UNESCO, an agency of the U.N., has designated the smoke sauna part of the “intangible cultural heritage of humanity,” describing a typical sauna arrangement as “a building or room heated by a stove covered with stones and with an elevated platform for sitting or lying. It has no chimney, and the smoke from burning wood circulates in the room.”

It gets very, very hot inside that wooden space.

“It was 80 degrees Celsius on average (176° F) and one smoke sun session lasted like four hours, but there was one that lasted for eight hours — you’re inside, you go out, but you come back,” Hints explains. “And so it required sensitivity from me not just emotionally to hold the space, but also to check physically that everyone is safe, that people are hydrated. We had a rule that whoever needs to go out, goes out to breathe.”

'Smoke Sauna Sisterhood'

That was equally true for the photographic equipment, which is not designed to function in such an environment. “We had to be sensitive to the camera and to technology. When you started to sense that, okay, weird sound — the camera needs a break — then the camera went out to breathe. We had ice packs around the camera, and then of course the ice melts, so we had to renew.”

It wasn’t easy for the camera and sound team to function in that extreme heat either. “The cinematographer had gloves and had wet dripping cloth all the time on the head and the same for the sound recordist because your head is really getting very hot and this is how to cool.
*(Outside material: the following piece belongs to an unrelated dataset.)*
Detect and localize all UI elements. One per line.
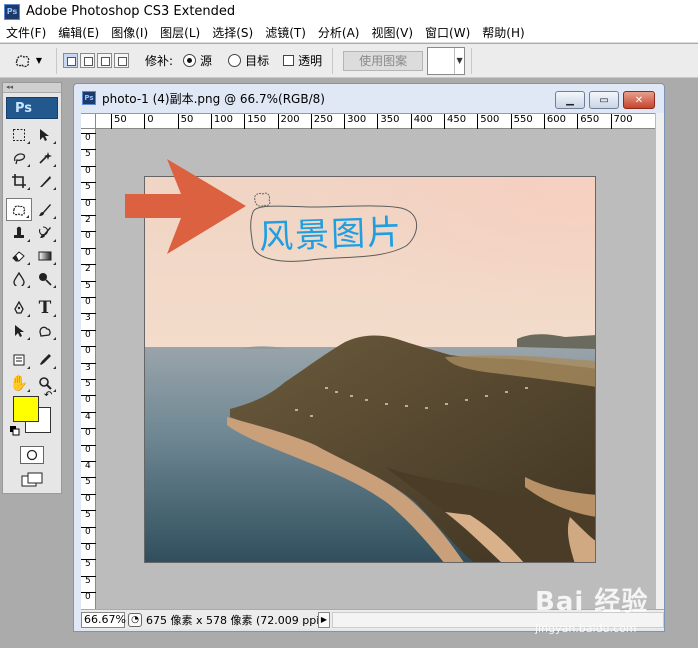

And it was a challenge, but I feel it really worked because you have to heighten your senses for all the sensitivity to emerge and be sensitive both emotionally and also physically.”

'Smoke Sauna Sisterhood'

A session in the sauna is typically followed by a plunge into water. In wintertime, that involved breaking through ice to reach flowing water underneath.

“That winter,” Ostrat recalls, “we were swimming with Anna in the river in January in minus 18° Celsius” (slightly above 0° F). Hints adds, “When it’s like minus 20, minus 30 (Celsius), then actually when you come out [of the water], your body steams and there is crackling and you feel really alive with every cell.”

'Smoke Sauna Sisterhood' poster art

Smoke Sauna Sisterhood premiered at Sundance last January, where Hints won Best Director in the World Cinema Documentary category. The film has won prizes around the world, including the San Francisco International Film Festival and the Guanajuato International Film Festival in Mexico. Hints says she finds it stunning how the film connects with people everywhere.

“Every day I get some messages from people all over the world and they’re very personal,” Hints says. “There’s one Japanese woman who has watched the film at least six times. And she says that she’s going there because in her family they are not happy to be vulnerable. So she goes now to a smoke sauna and she processes her own things. And then there was this woman who is 65 or 70, and she understood by watching the film that she has been at war with her body throughout her life. And now she decided to end that war, to stop that war and start to embrace herself.”

The response to the film, Hints says, has taught her something. “To not belittle your voice,” she says. “Even if it doesn’t make sense to somebody in the beginning or somebody who says, ‘Who cares about a smoke sauna in such a small country?’ It has been a big realization to really trust that voice.”